On 13 May, it was reported that Whyte had sold his controlling interest in The Rangers Football Club Plc for £2 to a consortium led by Charles Green.[118] Green offered the creditors a settlement, in the form of a company voluntary arrangement (CVA), in an attempt to exit administration.[118] On 12 June, it emerged that HMRC would reject the CVA put forward by Green. Green's takeover of the club depended on the CVA being accepted by HMRC, which would have seen £8.5m of the total debt repaid. The formal rejection of the CVA, two days later, meant that The Rangers Football Club plc entered the liquidation process. The company's business and assets were sold to a company called Sevco Scotland Ltd, a consortium led by Green, in a deal worth £5.5m.[119] Sevco was subsequently renamed The Rangers Football Club Ltd at the end of July 2012.[120]

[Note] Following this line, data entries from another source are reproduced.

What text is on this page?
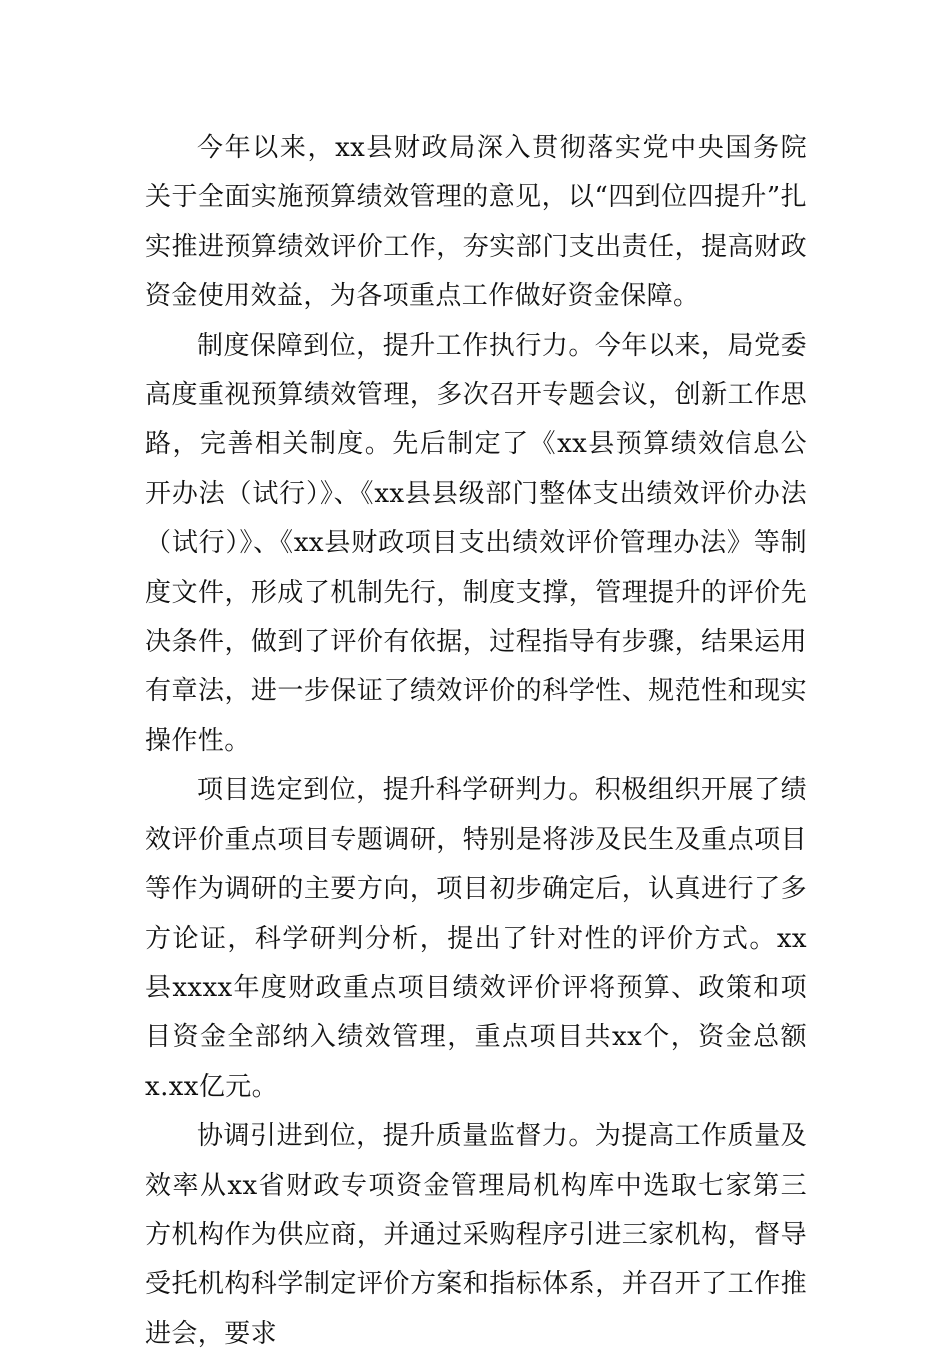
今年以来，xx县财政局深入贯彻落实党中央国务院关于全面实施预算绩效管理的意见，以“四到位四提升”扎实推进预算绩效评价工作，夯实部门支出责任，提高财政资金使用效益，为各项重点工作做好资金保障。

制度保障到位，提升工作执行力。今年以来，局党委高度重视预算绩效管理，多次召开专题会议，创新工作思路，完善相关制度。先后制定了《xx县预算绩效信息公开办法（试行）》、《xx县县级部门整体支出绩效评价办法（试行）》、《xx县财政项目支出绩效评价管理办法》等制度文件，形成了机制先行，制度支撑，管理提升的评价先决条件，做到了评价有依据，过程指导有步骤，结果运用有章法，进一步保证了绩效评价的科学性、规范性和现实操作性。

项目选定到位，提升科学研判力。积极组织开展了绩效评价重点项目专题调研，特别是将涉及民生及重点项目等作为调研的主要方向，项目初步确定后，认真进行了多方论证，科学研判分析，提出了针对性的评价方式。xx县xxxx年度财政重点项目绩效评价评将预算、政策和项目资金全部纳入绩效管理，重点项目共xx个，资金总额x.xx亿元。

协调引进到位，提升质量监督力。为提高工作质量及效率从xx省财政专项资金管理局机构库中选取七家第三方机构作为供应商，并通过采购程序引进三家机构，督导受托机构科学制定评价方案和指标体系，并召开了工作推进会，要求
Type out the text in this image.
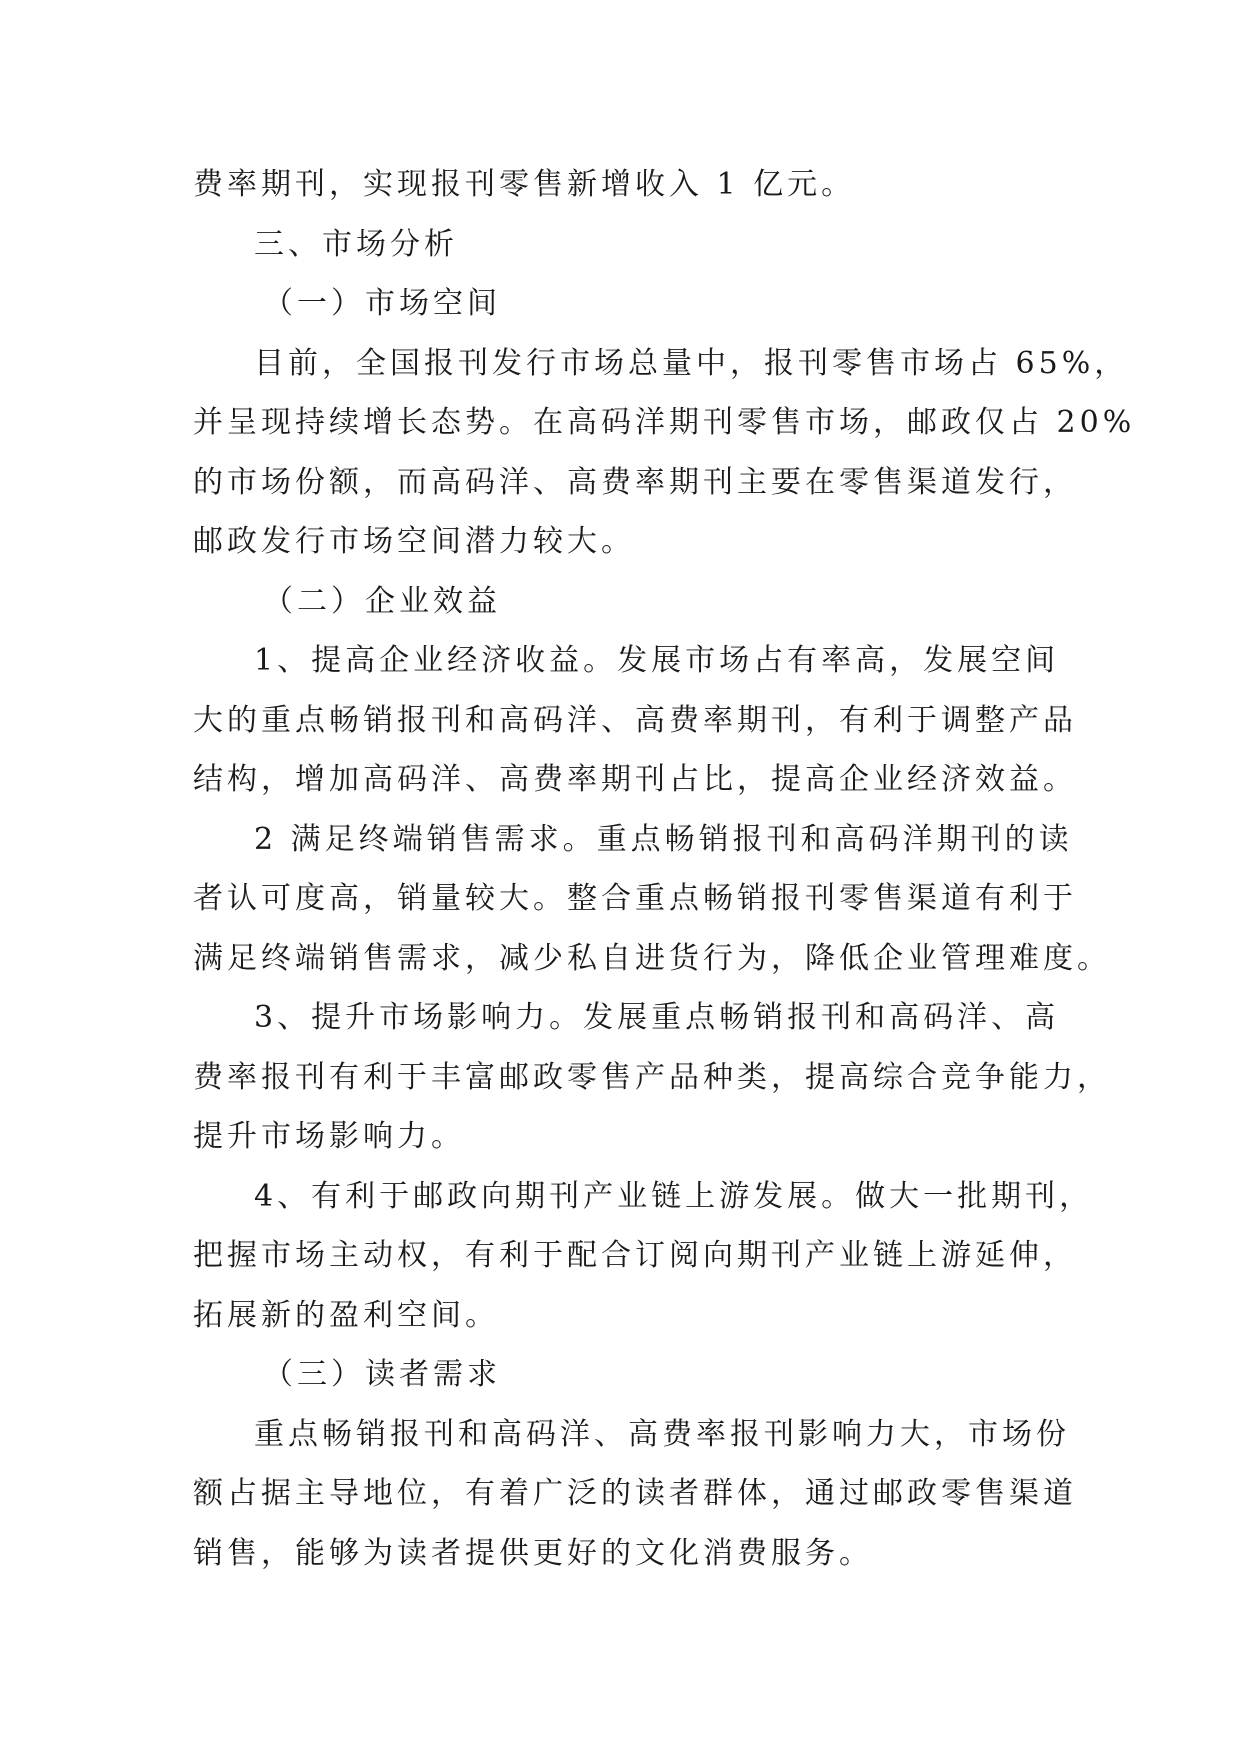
费率期刊，实现报刊零售新增收入 1 亿元。
三、市场分析
（一）市场空间
目前，全国报刊发行市场总量中，报刊零售市场占 65%，
并呈现持续增长态势。在高码洋期刊零售市场，邮政仅占 20%
的市场份额，而高码洋、高费率期刊主要在零售渠道发行，
邮政发行市场空间潜力较大。
（二）企业效益
1、提高企业经济收益。发展市场占有率高，发展空间
大的重点畅销报刊和高码洋、高费率期刊，有利于调整产品
结构，增加高码洋、高费率期刊占比，提高企业经济效益。
2 满足终端销售需求。重点畅销报刊和高码洋期刊的读
者认可度高，销量较大。整合重点畅销报刊零售渠道有利于
满足终端销售需求，减少私自进货行为，降低企业管理难度。
3、提升市场影响力。发展重点畅销报刊和高码洋、高
费率报刊有利于丰富邮政零售产品种类，提高综合竞争能力，
提升市场影响力。
4、有利于邮政向期刊产业链上游发展。做大一批期刊，
把握市场主动权，有利于配合订阅向期刊产业链上游延伸，
拓展新的盈利空间。
（三）读者需求
重点畅销报刊和高码洋、高费率报刊影响力大，市场份
额占据主导地位，有着广泛的读者群体，通过邮政零售渠道
销售，能够为读者提供更好的文化消费服务。
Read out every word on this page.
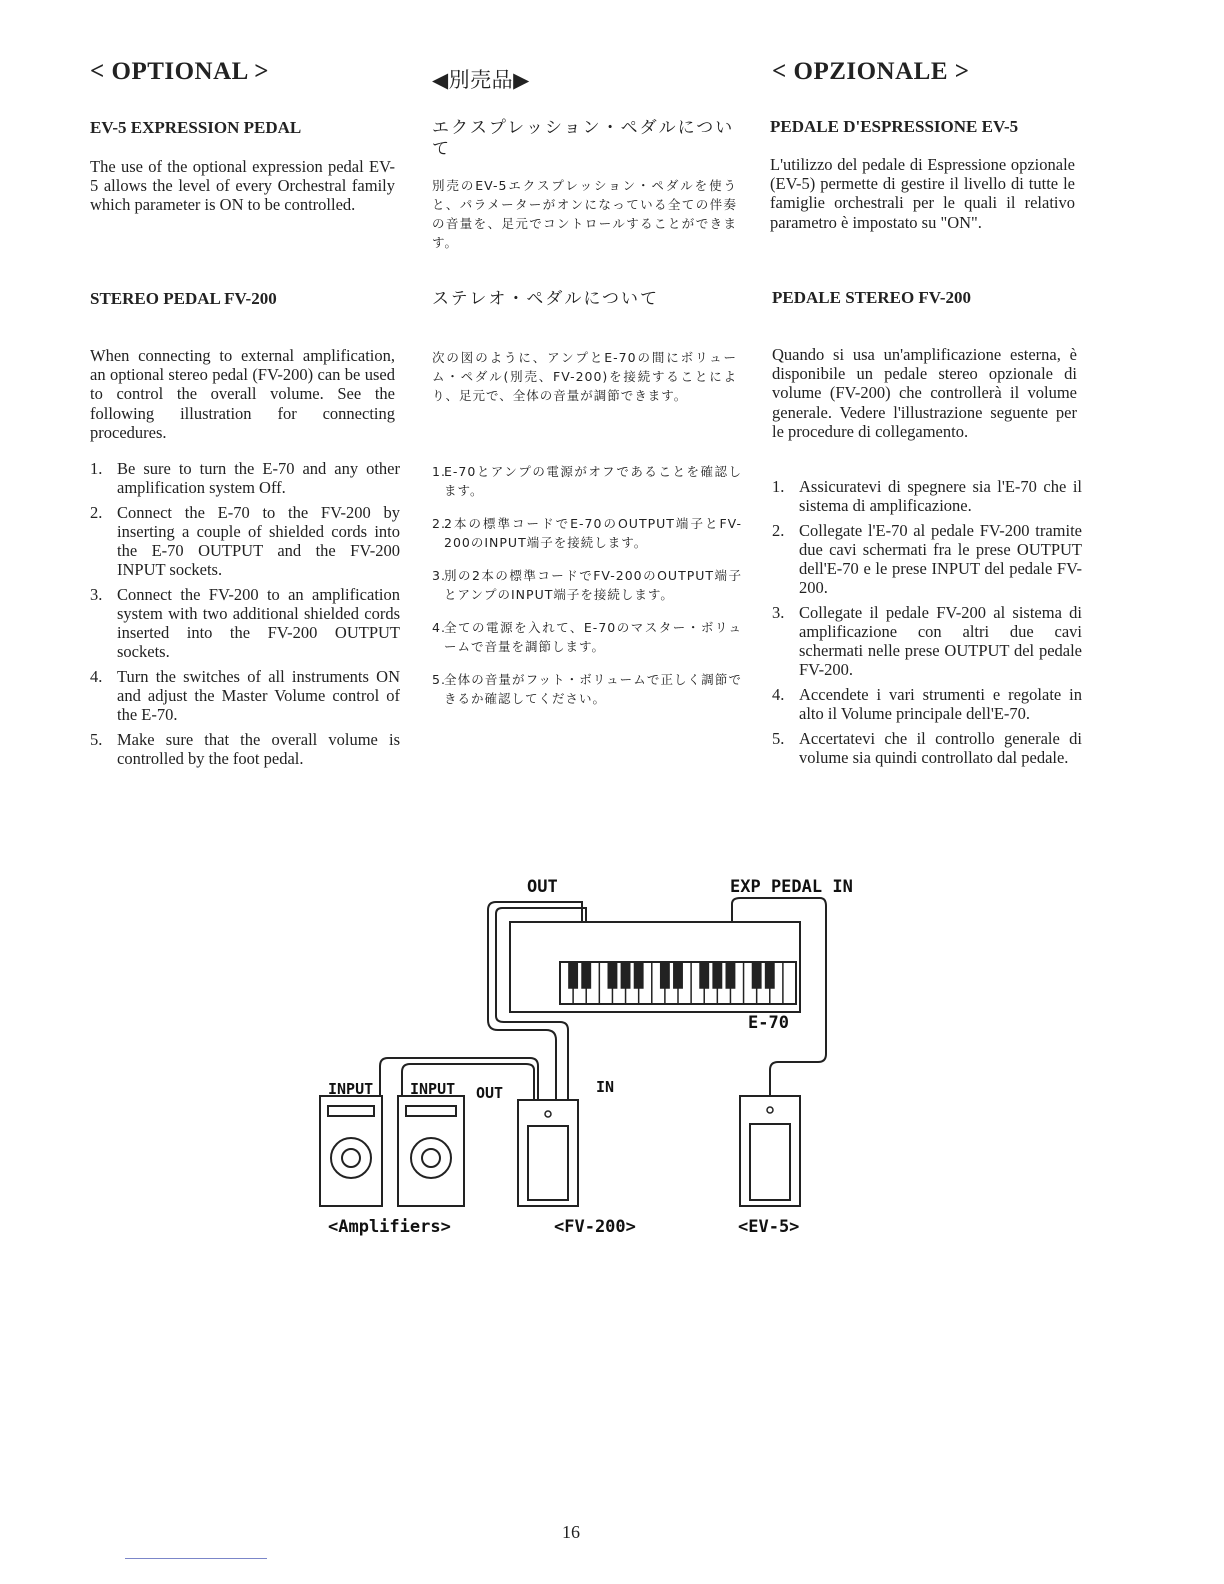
< OPTIONAL >
EV-5 EXPRESSION PEDAL

The use of the optional expression pedal EV-5 allows the level of every Orchestral family which parameter is ON to be controlled.

STEREO PEDAL FV-200

When connecting to external amplification, an optional stereo pedal (FV-200) can be used to control the overall volume. See the following illustration for connecting procedures.

1. Be sure to turn the E-70 and any other amplification system Off.
2. Connect the E-70 to the FV-200 by inserting a couple of shielded cords into the E-70 OUTPUT and the FV-200 INPUT sockets.
3. Connect the FV-200 to an amplification system with two additional shielded cords inserted into the FV-200 OUTPUT sockets.
4. Turn the switches of all instruments ON and adjust the Master Volume control of the E-70.
5. Make sure that the overall volume is controlled by the foot pedal.
◀別売品▶
エクスプレッション・ペダルについて

別売のEV-5エクスプレッション・ペダルを使うと、パラメーターがオンになっている全ての伴奏の音量を、足元でコントロールすることができます。

ステレオ・ペダルについて

次の図のように、アンプとE-70の間にボリューム・ペダル(別売、FV-200)を接続することにより、足元で、全体の音量が調節できます。

1.
E-70とアンプの電源がオフであることを確認します。
2.
2本の標準コードでE-70のOUTPUT端子とFV-200のINPUT端子を接続します。
3.
別の2本の標準コードでFV-200のOUTPUT端子とアンプのINPUT端子を接続します。
4.
全ての電源を入れて、E-70のマスター・ボリュームで音量を調節します。
5.
全体の音量がフット・ボリュームで正しく調節できるか確認してください。
< OPZIONALE >
PEDALE D'ESPRESSIONE EV-5

L'utilizzo del pedale di Espressione opzionale (EV-5) permette di gestire il livello di tutte le famiglie orchestrali per le quali il relativo parametro è impostato su "ON".

PEDALE STEREO FV-200

Quando si usa un'amplificazione esterna, è disponibile un pedale stereo opzionale di volume (FV-200) che controllerà il volume generale. Vedere l'illustrazione seguente per le procedure di collegamento.

1. Assicuratevi di spegnere sia l'E-70 che il sistema di amplificazione.
2. Collegate l'E-70 al pedale FV-200 tramite due cavi schermati fra le prese OUTPUT dell'E-70 e le prese INPUT del pedale FV-200.
3. Collegate il pedale FV-200 al sistema di amplificazione con altri due cavi schermati nelle prese OUTPUT del pedale FV-200.
4. Accendete i vari strumenti e regolate in alto il Volume principale dell'E-70.
5. Accertatevi che il controllo generale di volume sia quindi controllato dal pedale.
OUT	EXP PEDAL IN
E-70
INPUT INPUT OUT	IN
<Amplifiers>	<FV-200>	<EV-5>
16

Ten of the other eleven SPL clubs voted against allowing Rangers to transfer their SPL membership share to a new company on 4 July, leaving the club applying for a place in the Scottish Football League.[121][122] On 13 July, 29 out of 30 SFL member clubs voted to give Rangers associate membership, but 25 of them also voted to place the club into the Third Division of the Scottish Football League from the start of the season.[123]
The above (lifted from Wikipedia, admittedly) seems to contradict what you say. Rangers oldco entered liquidation, the assets sold to newco which subsequently changed its name to Rangers. This is an entirely different legal entity despite the same name (although plc =/= ltd) and to that end had to apply for membership of the SFL. Call them Rangers 1 and Rangers 2 if you like, if it makes it clearer. They're not the same entity and so had to start from scratch.
Nobody voted Rangers out, and nobody relegated them. 3 votes were taken, one which went against newco Rangers' bid to enter the SPL where oldco once were, and a 2nd to allow newco to join the SFL, and a 3rd for newco to enter the SFL in the third division.
Ultimately fundamentally different situations and an irrelevant comparison.